Marisa Tomei, who plays the sweet and patient Linda, is overqualified for the part. With her short but impressive résumé (including “My Cousin Vinny” and “In the Bedroom”), she seems somewhat out of place among the rest of the conventionally comedic cast. Her underdeveloped character, along with a slew of ineffective cameos (only those appearances by Bobby Knight and John McEnroe elicited laughter from the audience), is one of the primary reasons why “Management” falls short of the mark.

Furthermore, the film relies too heavily upon cliché, been-there-done-that material (Dave proposes to Linda using the scoreboard at a Yankees game).
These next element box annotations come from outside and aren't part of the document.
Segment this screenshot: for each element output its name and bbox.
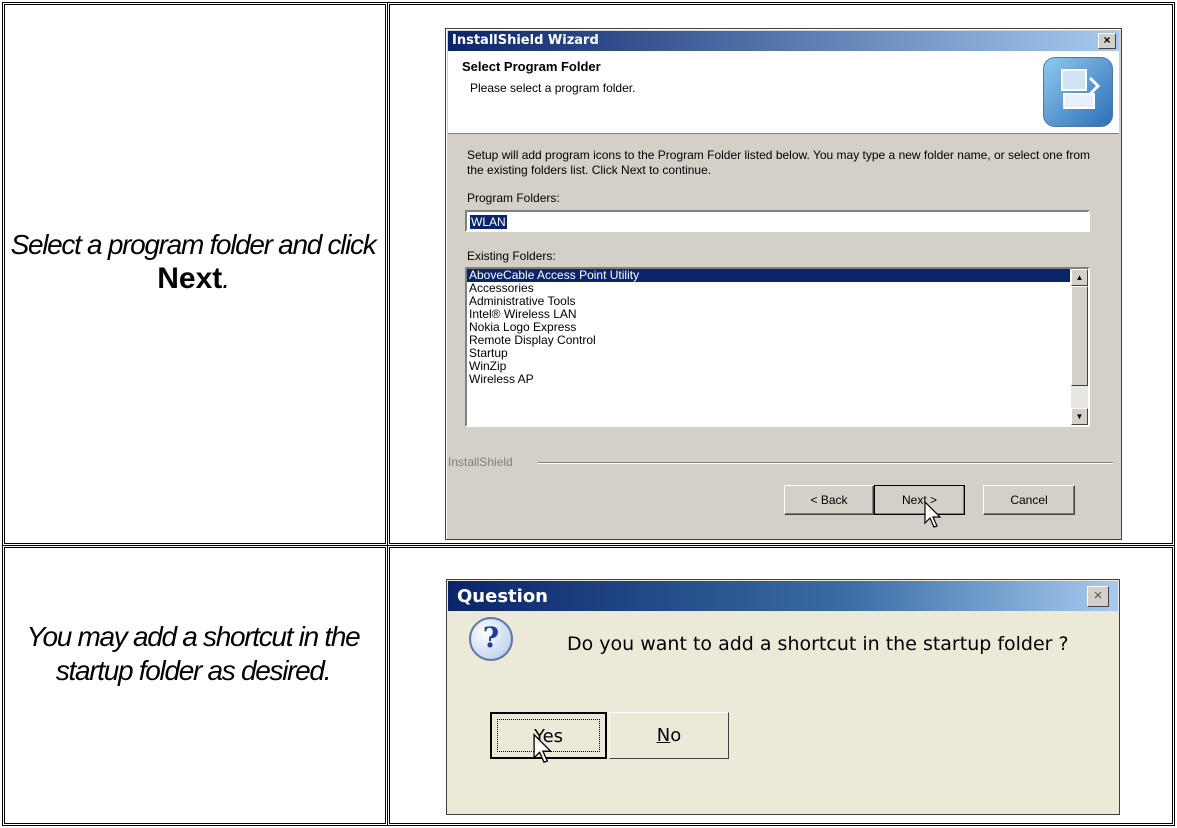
page-subtitle: Please select a program folder.: [470, 81, 636, 95]
list-item[interactable]: Remote Display Control: [467, 334, 1070, 347]
computer-setup-icon: [1043, 57, 1113, 127]
wizard-header: Select Program Folder Please select a pr…: [448, 51, 1119, 134]
installshield-brand: InstallShield: [448, 455, 513, 469]
window-title: InstallShield Wizard: [452, 33, 599, 48]
cancel-button[interactable]: Cancel: [983, 485, 1075, 515]
close-icon[interactable]: ×: [1098, 33, 1116, 49]
instruction-next-keyword: Next: [157, 262, 223, 295]
mouse-pointer-icon: [533, 733, 553, 764]
list-scrollbar[interactable]: ▲ ▼: [1071, 269, 1088, 425]
list-item[interactable]: WinZip: [467, 360, 1070, 373]
question-message: Do you want to add a shortcut in the sta…: [567, 633, 1069, 655]
existing-folders-list[interactable]: AboveCable Access Point Utility Accessori…: [465, 267, 1090, 427]
brand-divider: [538, 462, 1113, 464]
instructions-text: Setup will add program icons to the Prog…: [467, 148, 1090, 177]
list-item[interactable]: AboveCable Access Point Utility: [467, 269, 1070, 282]
question-icon: ?: [469, 617, 513, 661]
question-title: Question: [457, 586, 548, 607]
list-item[interactable]: Wireless AP: [467, 373, 1070, 386]
program-folder-input[interactable]: WLAN: [465, 210, 1090, 232]
no-button[interactable]: No: [609, 712, 729, 759]
installshield-titlebar[interactable]: InstallShield Wizard ×: [448, 31, 1119, 51]
list-item[interactable]: Startup: [467, 347, 1070, 360]
program-folders-label: Program Folders:: [467, 191, 560, 205]
page-title: Select Program Folder: [462, 59, 601, 74]
back-button[interactable]: < Back: [784, 485, 874, 515]
scroll-thumb[interactable]: [1071, 286, 1088, 386]
close-icon[interactable]: ×: [1087, 586, 1109, 607]
scroll-down-icon[interactable]: ▼: [1071, 408, 1088, 425]
next-button[interactable]: Next >: [874, 485, 965, 515]
question-titlebar[interactable]: Question ×: [448, 581, 1118, 611]
instruction-step-2: You may add a shortcut in the startup fo…: [26, 621, 361, 686]
installshield-dialog: InstallShield Wizard × Select Program Fo…: [445, 28, 1122, 540]
mouse-pointer-icon: [924, 501, 942, 528]
question-dialog: Question × ? Do you want to add a shortc…: [446, 579, 1120, 815]
scroll-up-icon[interactable]: ▲: [1071, 269, 1088, 286]
instruction-step-1: Select a program folder and click Next.: [10, 229, 377, 295]
existing-folders-label: Existing Folders:: [467, 249, 556, 263]
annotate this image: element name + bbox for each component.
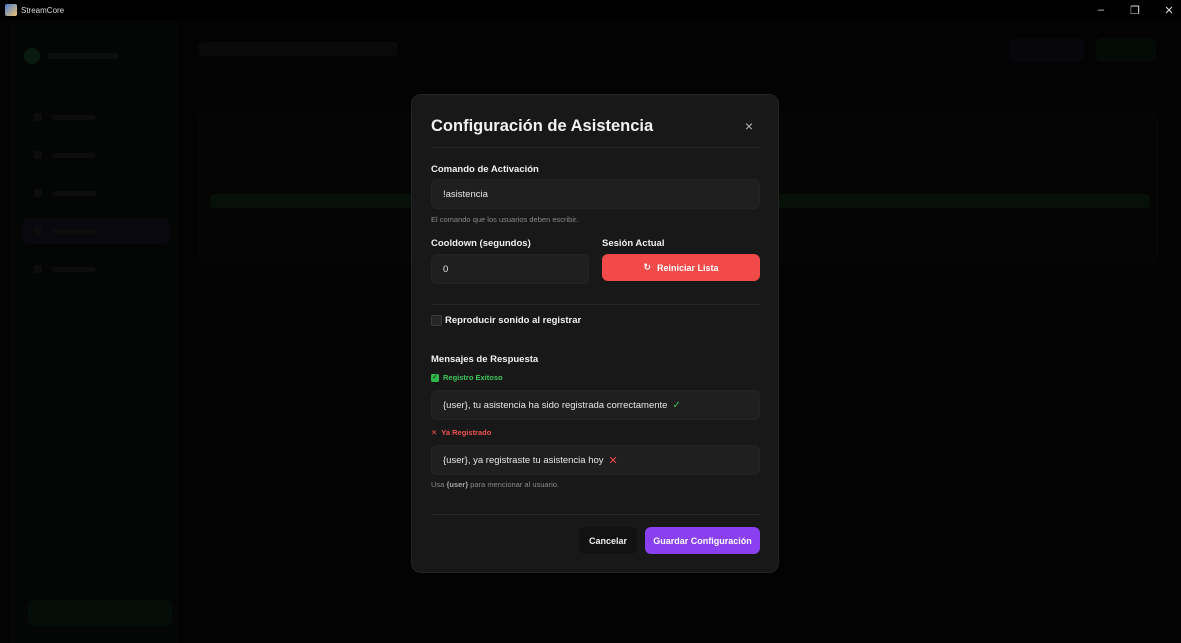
divider	[431, 304, 761, 305]
success-message-text: {user}, tu asistencia ha sido registrada…	[443, 399, 668, 411]
check-mark-icon: ✓	[672, 399, 681, 411]
cooldown-label: Cooldown (segundos)	[431, 238, 531, 249]
cancel-button[interactable]: Cancelar	[579, 527, 637, 554]
responses-help: Usa {user} para mencionar al usuario.	[431, 480, 559, 489]
window-titlebar: StreamCore – ❐ ✕	[0, 0, 1181, 20]
attendance-config-modal: Configuración de Asistencia × Comando de…	[411, 94, 779, 573]
refresh-icon: ↻	[643, 262, 651, 272]
divider	[431, 147, 761, 148]
window-controls: – ❐ ✕	[1095, 0, 1175, 20]
responses-help-suffix: para mencionar al usuario.	[470, 480, 560, 489]
already-registered-tag: ✕ Ya Registrado	[431, 428, 491, 437]
sound-checkbox-row[interactable]: Reproducir sonido al registrar	[431, 315, 581, 326]
close-window-icon[interactable]: ✕	[1163, 4, 1175, 17]
success-message-input[interactable]: {user}, tu asistencia ha sido registrada…	[431, 390, 760, 420]
modal-title: Configuración de Asistencia	[431, 117, 654, 135]
responses-help-prefix: Usa	[431, 480, 445, 489]
sound-checkbox[interactable]	[431, 315, 442, 326]
maximize-icon[interactable]: ❐	[1129, 4, 1141, 17]
reset-list-button[interactable]: ↻ Reiniciar Lista	[602, 254, 760, 281]
minimize-icon[interactable]: –	[1095, 4, 1107, 16]
responses-help-token: {user}	[446, 480, 469, 489]
already-registered-tag-label: Ya Registrado	[441, 428, 492, 437]
responses-title: Mensajes de Respuesta	[431, 354, 539, 365]
command-label: Comando de Activación	[431, 164, 539, 175]
success-tag-label: Registro Exitoso	[443, 373, 503, 382]
sound-checkbox-label: Reproducir sonido al registrar	[445, 315, 582, 326]
command-help: El comando que los usuarios deben escrib…	[431, 215, 579, 224]
already-message-text: {user}, ya registraste tu asistencia hoy	[443, 454, 604, 466]
success-tag: ✓ Registro Exitoso	[431, 373, 503, 382]
cross-mark-icon: ✕	[608, 454, 618, 467]
session-label: Sesión Actual	[602, 238, 665, 249]
cross-mark-icon: ✕	[431, 428, 438, 437]
command-input[interactable]: !asistencia	[431, 179, 760, 209]
checkbox-checked-icon: ✓	[431, 373, 439, 382]
close-icon[interactable]: ×	[740, 117, 758, 135]
window-title: StreamCore	[21, 5, 65, 15]
save-config-button[interactable]: Guardar Configuración	[645, 527, 760, 554]
reset-list-label: Reiniciar Lista	[657, 262, 719, 273]
divider	[431, 514, 761, 515]
app-icon	[5, 4, 17, 16]
cooldown-input[interactable]: 0	[431, 254, 589, 284]
already-message-input[interactable]: {user}, ya registraste tu asistencia hoy…	[431, 445, 760, 475]
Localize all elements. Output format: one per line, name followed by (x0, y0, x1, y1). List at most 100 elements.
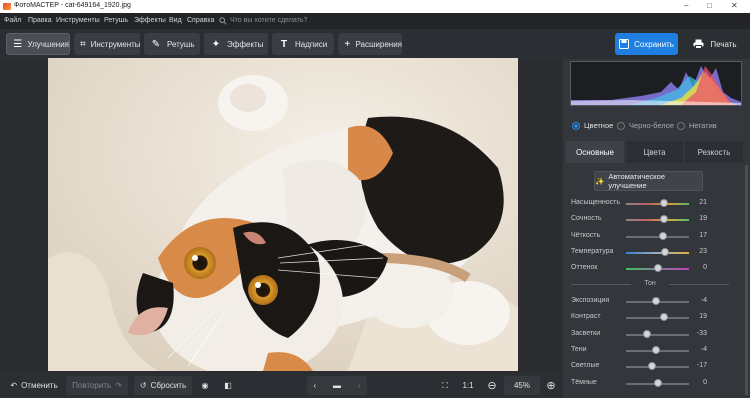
slider-knob[interactable] (659, 313, 668, 321)
menu-retouch[interactable]: Ретушь (104, 17, 128, 24)
menu-help[interactable]: Справка (187, 17, 214, 24)
auto-label: Автоматическое улучшение (608, 172, 666, 190)
slider-exposure: Экспозиция -4 (571, 296, 743, 308)
actual-size-button[interactable]: 1:1 (458, 376, 478, 395)
menu-effects[interactable]: Эффекты (134, 17, 166, 24)
undo-label: Отменить (21, 381, 58, 390)
zoom-in-button[interactable]: ⊕ (543, 376, 559, 395)
zoom-level[interactable]: 45% (504, 376, 540, 395)
panel-scrollbar[interactable] (745, 165, 748, 395)
slider-track[interactable] (626, 236, 689, 238)
slider-label: Температура (571, 248, 614, 255)
slider-knob[interactable] (652, 297, 661, 305)
slider-value: 19 (699, 313, 707, 320)
mode-bw-radio[interactable]: Черно-белое (617, 121, 674, 130)
prev-image-icon[interactable]: ‹ (313, 381, 316, 390)
slider-blacks: Тёмные 0 (571, 378, 743, 390)
redo-icon: ↷ (115, 381, 122, 390)
slider-track[interactable] (626, 219, 689, 221)
ptab-label: Резкость (697, 147, 731, 157)
reset-button[interactable]: ↺ Сбросить (134, 376, 192, 395)
tab-enhance[interactable]: ☰ Улучшения (6, 33, 70, 55)
mode-negative-radio[interactable]: Негатив (677, 121, 717, 130)
edited-photo[interactable] (48, 58, 518, 371)
radio-dot (677, 121, 685, 130)
image-navigator: ‹ ▬ › (307, 376, 367, 395)
redo-button[interactable]: Повторить ↷ (66, 376, 128, 395)
radio-dot (617, 121, 625, 130)
tab-colors[interactable]: Цвета (626, 141, 683, 163)
tab-text[interactable]: T Надписи (272, 33, 334, 55)
maximize-button[interactable]: □ (707, 1, 712, 10)
slider-knob[interactable] (653, 379, 662, 387)
command-search[interactable]: Что вы хотите сделать? (218, 14, 388, 27)
zoom-out-button[interactable]: ⊖ (484, 376, 500, 395)
slider-track[interactable] (626, 252, 689, 254)
slider-knob[interactable] (652, 346, 661, 354)
folder-icon[interactable]: ▬ (333, 381, 341, 390)
slider-track[interactable] (626, 366, 689, 368)
plus-icon: + (344, 38, 351, 50)
redo-label: Повторить (72, 381, 112, 390)
slider-track[interactable] (626, 334, 689, 336)
undo-button[interactable]: ↶ Отменить (5, 376, 63, 395)
slider-knob[interactable] (642, 330, 651, 338)
menu-tools[interactable]: Инструменты (56, 17, 100, 24)
slider-clarity: Чёткость 17 (571, 231, 743, 243)
slider-track[interactable] (626, 203, 689, 205)
slider-label: Оттенок (571, 264, 598, 271)
slider-label: Чёткость (571, 232, 601, 239)
slider-label: Сочность (571, 215, 602, 222)
tab-basic[interactable]: Основные (566, 141, 624, 163)
slider-vibrance: Сочность 19 (571, 214, 743, 226)
brush-icon: ✎ (151, 38, 161, 50)
slider-saturation: Насыщенность 21 (571, 198, 743, 210)
tone-section-title: Тон (571, 280, 729, 287)
ptab-label: Основные (576, 147, 614, 157)
close-button[interactable]: ✕ (731, 1, 738, 10)
print-button[interactable]: Печать (682, 33, 748, 55)
slider-contrast: Контраст 19 (571, 312, 743, 324)
minimize-button[interactable]: – (684, 1, 688, 10)
tab-tools[interactable]: ⌗ Инструменты (74, 33, 141, 55)
tab-label: Расширения (355, 39, 402, 49)
menu-file[interactable]: Файл (4, 17, 21, 24)
tab-retouch[interactable]: ✎ Ретушь (144, 33, 200, 55)
slider-knob[interactable] (660, 199, 669, 207)
main-toolbar: ☰ Улучшения ⌗ Инструменты ✎ Ретушь ✦ Эффекты… (0, 29, 750, 59)
auto-enhance-button[interactable]: ✨ Автоматическое улучшение (594, 171, 703, 191)
save-button[interactable]: Сохранить (615, 33, 678, 55)
slider-knob[interactable] (659, 232, 668, 240)
preview-eye-button[interactable]: ◉ (196, 376, 214, 395)
ptab-label: Цвета (643, 147, 666, 157)
slider-temperature: Температура 23 (571, 247, 743, 259)
tab-effects[interactable]: ✦ Эффекты (204, 33, 268, 55)
reset-label: Сбросить (150, 381, 187, 390)
slider-knob[interactable] (659, 215, 668, 223)
slider-track[interactable] (626, 317, 689, 319)
plus-circle-icon: ⊕ (546, 380, 556, 392)
fit-screen-button[interactable]: ⛶ (437, 376, 453, 395)
compare-button[interactable]: ◧ (219, 376, 237, 395)
slider-knob[interactable] (653, 264, 662, 272)
menu-edit[interactable]: Правка (28, 17, 52, 24)
mode-color-radio[interactable]: Цветное (572, 121, 613, 130)
tab-sharpness[interactable]: Резкость (685, 141, 743, 163)
fit-icon: ⛶ (442, 380, 448, 390)
ratio-label: 1:1 (462, 381, 474, 390)
slider-knob[interactable] (661, 248, 670, 256)
slider-label: Засветки (571, 330, 601, 337)
slider-value: 0 (703, 264, 707, 271)
slider-label: Тёмные (571, 379, 597, 386)
mode-label: Черно-белое (629, 121, 675, 130)
crop-icon: ⌗ (80, 38, 86, 50)
slider-value: -17 (696, 362, 707, 369)
slider-knob[interactable] (647, 362, 656, 370)
tab-extensions[interactable]: + Расширения (338, 33, 402, 55)
menu-bar: Файл Правка Инструменты Ретушь Эффекты В… (0, 13, 750, 29)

The pair’s romance is so inundated with sentimentality that it overshadows several darker, more comical motifs.

John Turturro, as Dave’s group therapy “anger ally,” is severely underused; those who have seen “The Big Lebowski” know that Turturro, though sometimes frightening, is capable of handling comedy with curious finesse.

With the promising combination of the audience-beloved Sandler and the accomplished Nicholson, one would expect that “Management” would deliver far more laughs than it actually does. Seeing the two actors sing the “West Side Story” ballad “I Feel Pretty” is one duet that viewers will appreciate, but there are ultimately too few laughs in “Anger Management” to sustain any substantial audience appreciation.